How’s your day going? Back hurting? Folks on the train screaming and turning into sex-pterodactyls?

We’ve all been there. make your afternoon better with this overlooked gem from the that Wall of Sound summer of ’74: 7/27 in Roanoke, VA. Easily the equal of the Dillon Stadium show featured on Dave’s Pick 4, this dank nuggety dab of doobie-love also rivals it in sheer weirdness, although in a far sneakier way: Sure, the DaP show from Yale has the do-not-listen-to-while-operating-heavy-machinery sleight of hand that is the Playing>Supplication transition, but how about a “>Promised Land”?

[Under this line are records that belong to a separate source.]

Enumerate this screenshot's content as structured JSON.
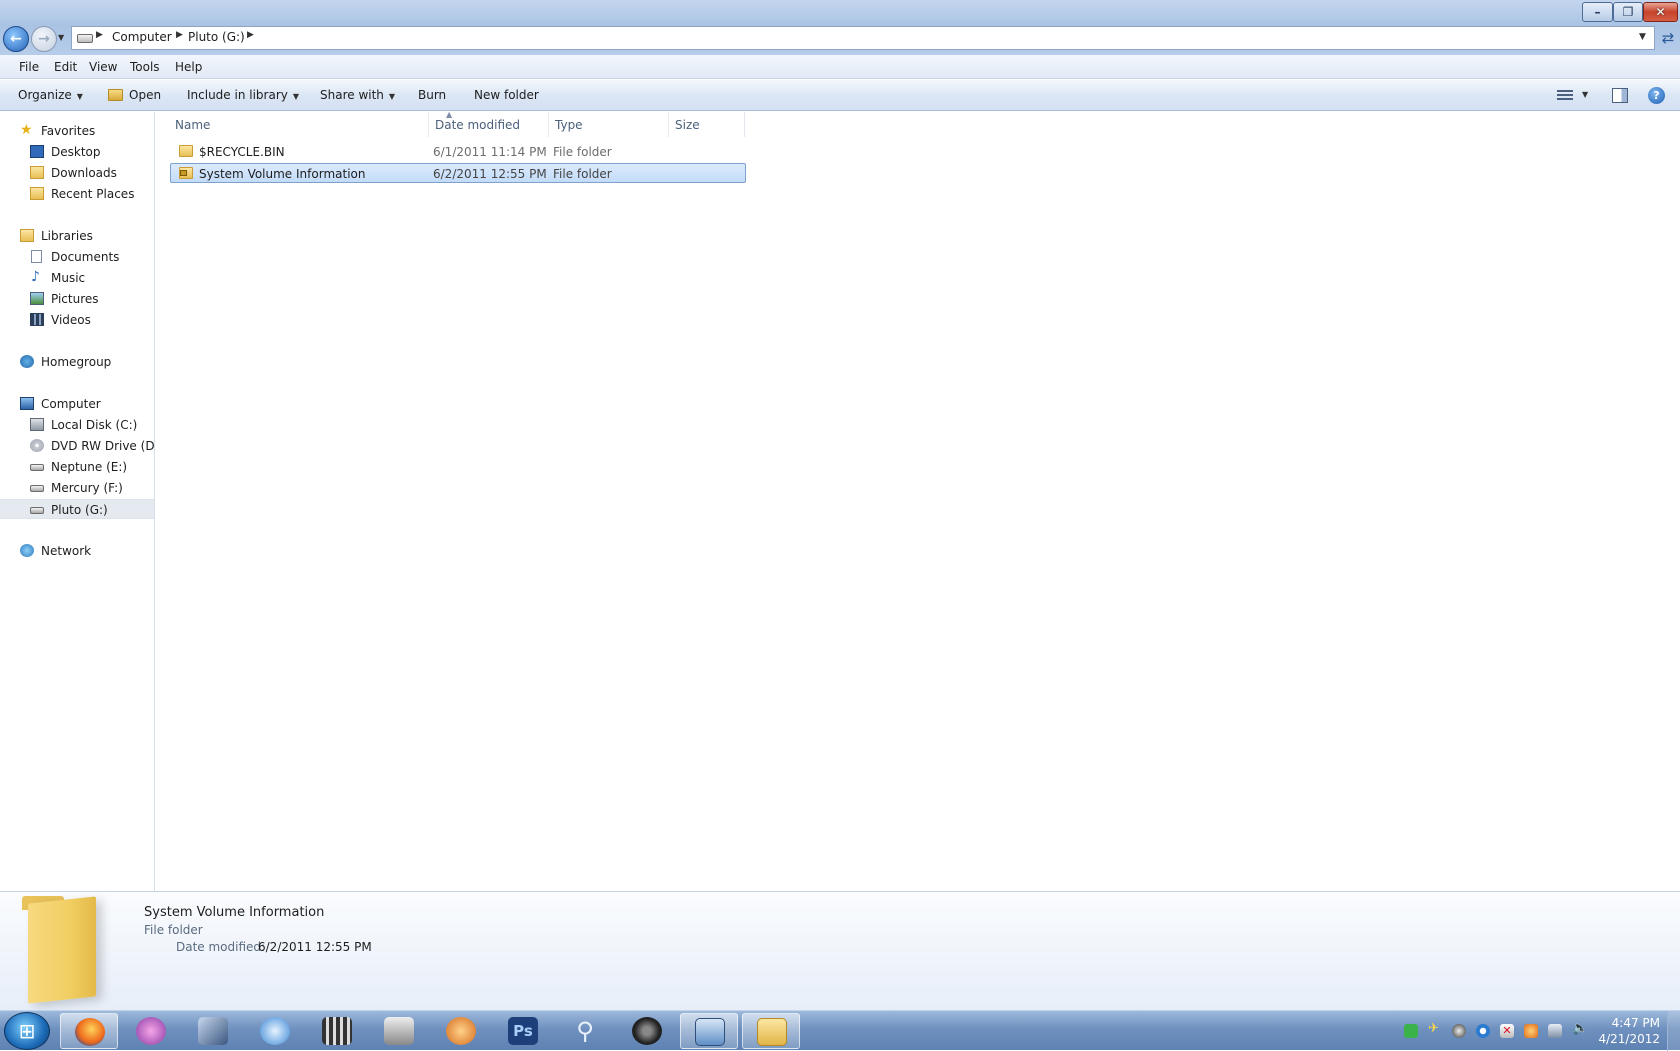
{
  "window": {
    "minimize_glyph": "–",
    "maximize_glyph": "❐",
    "close_glyph": "✕"
  },
  "address": {
    "crumbs": [
      "Computer",
      "Pluto (G:)"
    ],
    "refresh_glyph": "⇄"
  },
  "menu": [
    "File",
    "Edit",
    "View",
    "Tools",
    "Help"
  ],
  "toolbar": {
    "organize": "Organize",
    "open": "Open",
    "include_in_library": "Include in library",
    "share_with": "Share with",
    "burn": "Burn",
    "new_folder": "New folder",
    "help_glyph": "?"
  },
  "nav": {
    "favorites": "Favorites",
    "desktop": "Desktop",
    "downloads": "Downloads",
    "recent_places": "Recent Places",
    "libraries": "Libraries",
    "documents": "Documents",
    "music": "Music",
    "pictures": "Pictures",
    "videos": "Videos",
    "homegroup": "Homegroup",
    "computer": "Computer",
    "local_disk": "Local Disk (C:)",
    "dvd_drive": "DVD RW Drive (D:) F",
    "neptune": "Neptune (E:)",
    "mercury": "Mercury (F:)",
    "pluto": "Pluto (G:)",
    "network": "Network"
  },
  "columns": {
    "name": "Name",
    "date_modified": "Date modified",
    "type": "Type",
    "size": "Size"
  },
  "files": [
    {
      "name": "$RECYCLE.BIN",
      "date": "6/1/2011 11:14 PM",
      "type": "File folder",
      "size": ""
    },
    {
      "name": "System Volume Information",
      "date": "6/2/2011 12:55 PM",
      "type": "File folder",
      "size": ""
    }
  ],
  "details": {
    "name": "System Volume Information",
    "type": "File folder",
    "date_label": "Date modified:",
    "date_value": "6/2/2011 12:55 PM"
  },
  "taskbar": {
    "start_glyph": "⊞",
    "apps": [
      "firefox",
      "media-center",
      "pinnacle",
      "itunes",
      "video-editor",
      "camcorder",
      "messenger",
      "photoshop",
      "search",
      "webcam",
      "remote-desktop",
      "windows-explorer"
    ],
    "photoshop_label": "Ps",
    "time": "4:47 PM",
    "date": "4/21/2012"
  },
  "colors": {
    "selection": "#cce4fb",
    "accent": "#2464b8"
  }
}
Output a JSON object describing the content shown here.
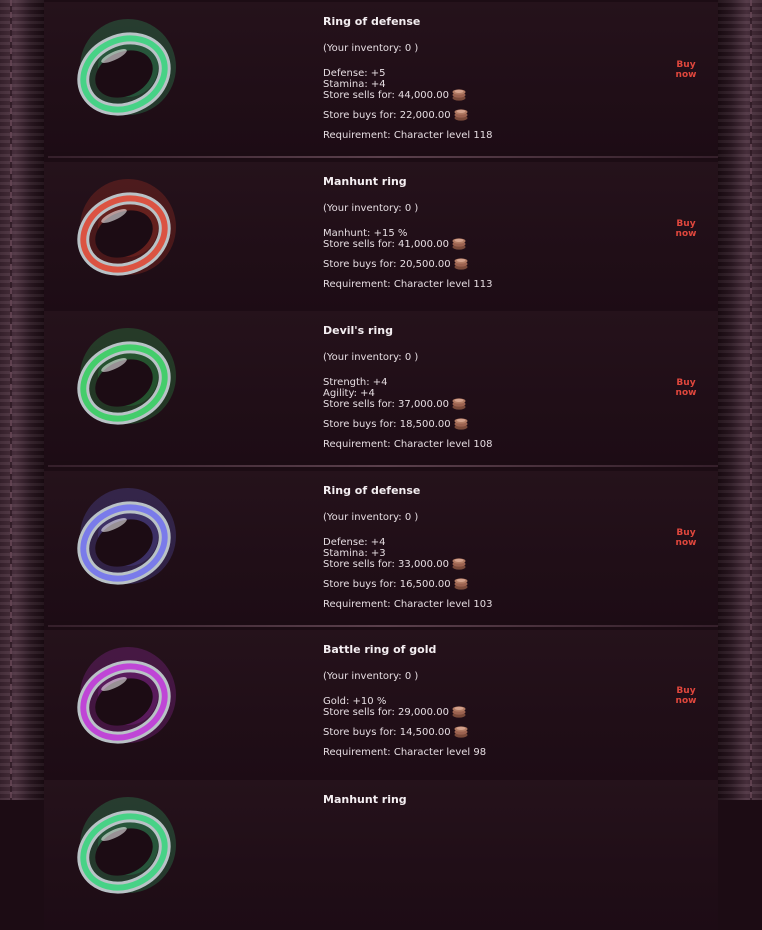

They NEVER went into Promised Land; the song was an opener: the only things that preceded it were propping Keith up at the piano, flushing Garcia out of his dressing room, and several nerve-induced doodies. (Followed immediately and dramatically by nearly ten minutes of smoking, tuning, and smoking again.)

Singer not the song, as always: the US Blues>Promised Land on this fucker is a Hall of Fame thirteen minutes. Also, the 25-minute Playing contains a Tiger Jam that David Gans once referred to as “a Tiger Jam.”

p.s. After the show, the Taper’s Section was never to be seen again. Carved in a VW microbus nearby were the letters “KREUTZM”.